New BlueNoroff Malware Variant Targets Cryptocurrency Exchanges
Security researchers have uncovered a new malware variant believed to be associated with the BlueNoroff Advanced Persistent Threat (APT) group.
BlueNoroff is known for its financially motivated campaigns, often targeting cryptocurrency exchanges, venture capital firms and banks. Writing in an advisory published today, Jamf Threat Labs said the discovery came during routine threat hunting, where the team found a Mach-O universal binary communicating with a previously identified malicious domain.
The standalone binary, named “ProcessRequest,” has drawn attention due to its interaction with a previously flagged domain. Notably, a legitimate cryptocurrency exchange operates under a similar domain, further increasing concerns.
Jamf researcher Ferdous Saljooki said the activity aligns with BlueNoroff’s Rustbucket campaign, where the APT group disguises itself as an investor or headhunter to gain access to its targets.
Read more on BlueNoroff: “Mysterious Elephant” Emerges, Kaspersky Reports
The malicious domain was registered in May 2023 and resolved to a specific IP address. While various URLs were used for malware communication, the command-and-control (C2) server remained unresponsive, ultimately going offline after their analysis.
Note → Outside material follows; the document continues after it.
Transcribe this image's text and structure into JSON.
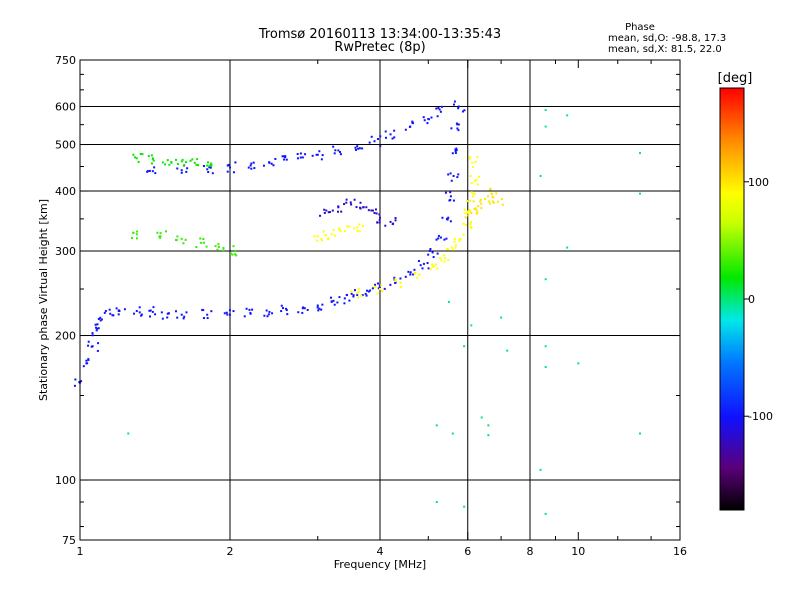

In the technical write-up, Saljooki explained the malware is written in Objective-C and functions as a simple remote shell, executing shell commands sent from the attacker server.
Though the initial access method remains unclear, it appears to be used in later stages to manually run commands after compromising a system. The malware, dubbed ObjCShellz, communicates with the C2 server using a POST message to a specific URL, gathering information about the infected macOS system and creating a user-agent for the communication.
The malware’s ability to execute commands is noteworthy, as it allows the attacker to have remote control over compromised systems.
“Although fairly simple, this malware is still very functional and will help attackers carry out their objectives. This seems to be a theme with the latest malware we’ve seen coming from this APT group,” Saljooki wrote.
“Based on previous attacks performed by BlueNoroff, we suspect that this malware was a late stage within a multi-stage malware delivered via social engineering.”